AI is an unusually interesting candidate for backfire, though not uniformly so. The effect is most likely when the cognitive component accounts for a large share of the full task cost, when model output can be used with little verification, and when efficiency gains pass through substantially to the effective price of the activity. A second, and more important, point is that cheap cognition does not merely intensify existing uses. It opens entirely new ones. Tasks that were previously uneconomic to perform at all, such as exhaustive document review, per-customer personalization, continuous code refactoring, or real-time translation at scale, become viable. Demand therefore shifts outward rather than simply moving along a fixed curve. This is the channel Jevons emphasized, which economists call the extensive margin. In those settings, an increase in demand for certain tasks can raise the demand for labor, rather than produce the job apocalypse that everyone keeps furrowing their brows about.3
In closing, to my current and past face-to-face students, if I kept you overlong and away from imbibing mead, I am sorry. But as a pope said:
A little learning is a dangerous thing;
Drink deep, or taste not the Pierian spring:
There shallow draughts intoxicate the brain,
And drinking largely sobers us again.
And yes, I am aware that probably none of you are reading this.

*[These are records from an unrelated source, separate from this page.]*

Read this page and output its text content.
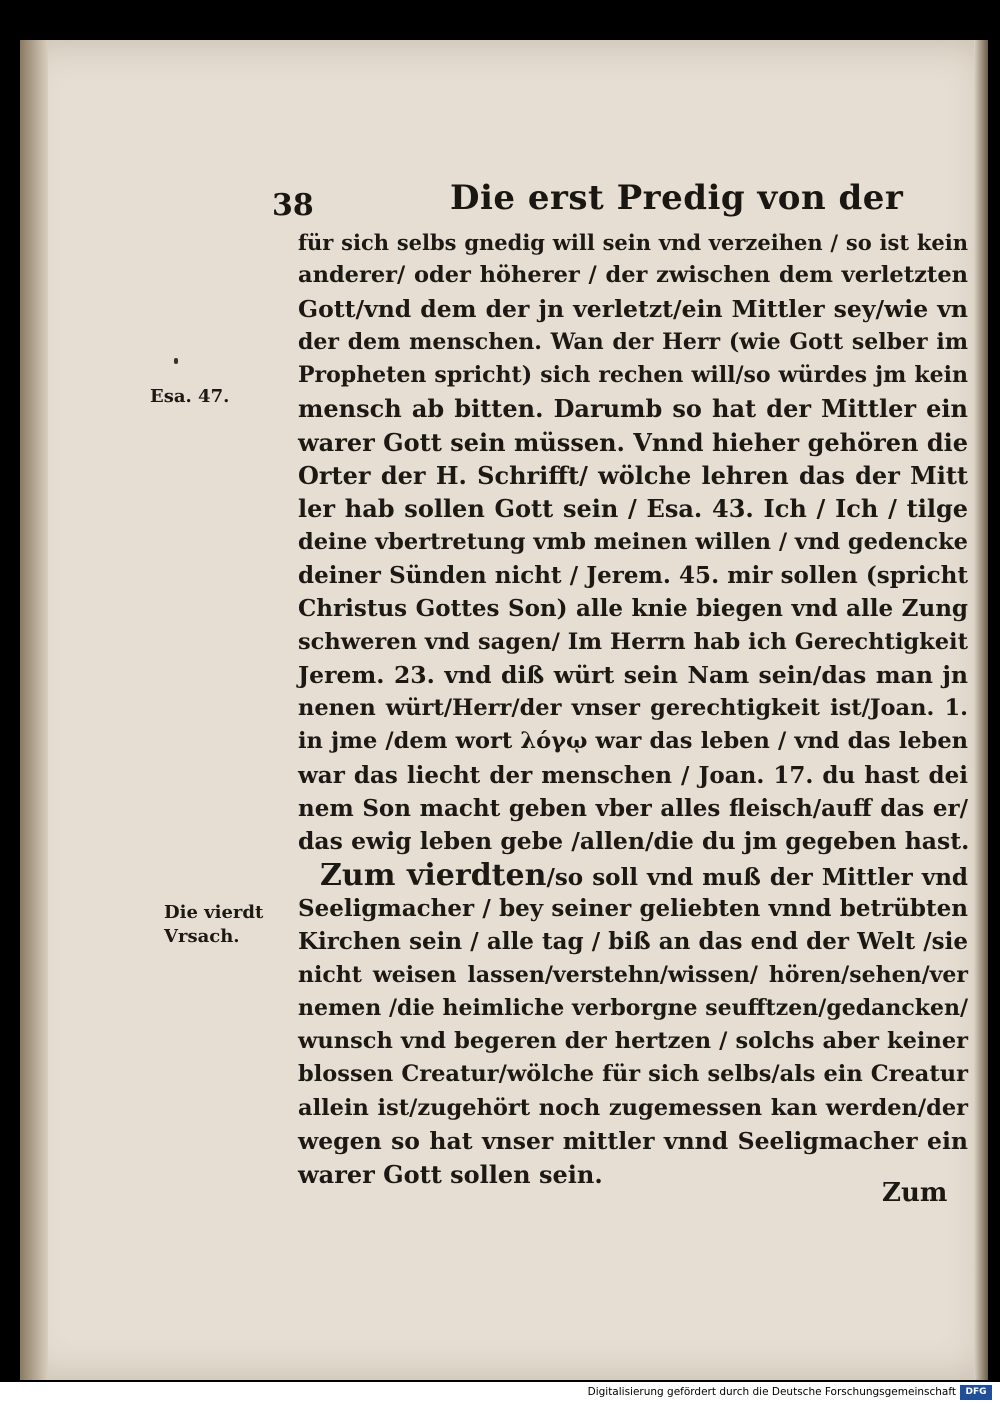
38	Die erst Predig von der
für sich selbs gnedig will sein vnd verzeihen / so ist kein
anderer/ oder höherer / der zwischen dem verletzten
Gott/vnd dem der jn verletzt/ein Mittler sey/wie vn
der dem menschen. Wan der Herr (wie Gott selber im
Propheten spricht) sich rechen will/so würdes jm kein
mensch ab bitten. Darumb so hat der Mittler ein
warer Gott sein müssen. Vnnd hieher gehören die
Orter der H. Schrifft/ wölche lehren das der Mitt
ler hab sollen Gott sein / Esa. 43. Ich / Ich / tilge
deine vbertretung vmb meinen willen / vnd gedencke
deiner Sünden nicht / Jerem. 45. mir sollen (spricht
Christus Gottes Son) alle knie biegen vnd alle Zung
schweren vnd sagen/ Im Herrn hab ich Gerechtigkeit
Jerem. 23. vnd diß würt sein Nam sein/das man jn
nenen würt/Herr/der vnser gerechtigkeit ist/Joan. 1.
in jme /dem wort λόγῳ war das leben / vnd das leben
war das liecht der menschen / Joan. 17. du hast dei
nem Son macht geben vber alles fleisch/auff das er/
das ewig leben gebe /allen/die du jm gegeben hast.
Zum vierdten/so soll vnd muß der Mittler vnd
Seeligmacher / bey seiner geliebten vnnd betrübten
Kirchen sein / alle tag / biß an das end der Welt /sie
nicht weisen lassen/verstehn/wissen/ hören/sehen/ver
nemen /die heimliche verborgne seufftzen/gedancken/
wunsch vnd begeren der hertzen / solchs aber keiner
blossen Creatur/wölche für sich selbs/als ein Creatur
allein ist/zugehört noch zugemessen kan werden/der
wegen so hat vnser mittler vnnd Seeligmacher ein
warer Gott sollen sein.
Zum
Esa. 47.
Die vierdt
Vrsach.
Digitalisierung gefördert durch die Deutsche Forschungsgemeinschaft	DFG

Here is an actual quote: “Jevons Paradox is the idea that when a technology makes something dramatically more efficient and cheaper, total usage of that thing often increases rather than decreases because lower costs unlock new demand and new uses.” This is like saying if electricity prices fell, we would use more electricity.
I am being quite loose here. The rebound will be smaller where trust, regulation, integration costs, legal exposure, or human judgment remain binding constraints. Of course, workflows will also change as some tasks are automated, some are augmented, and new ones emerge.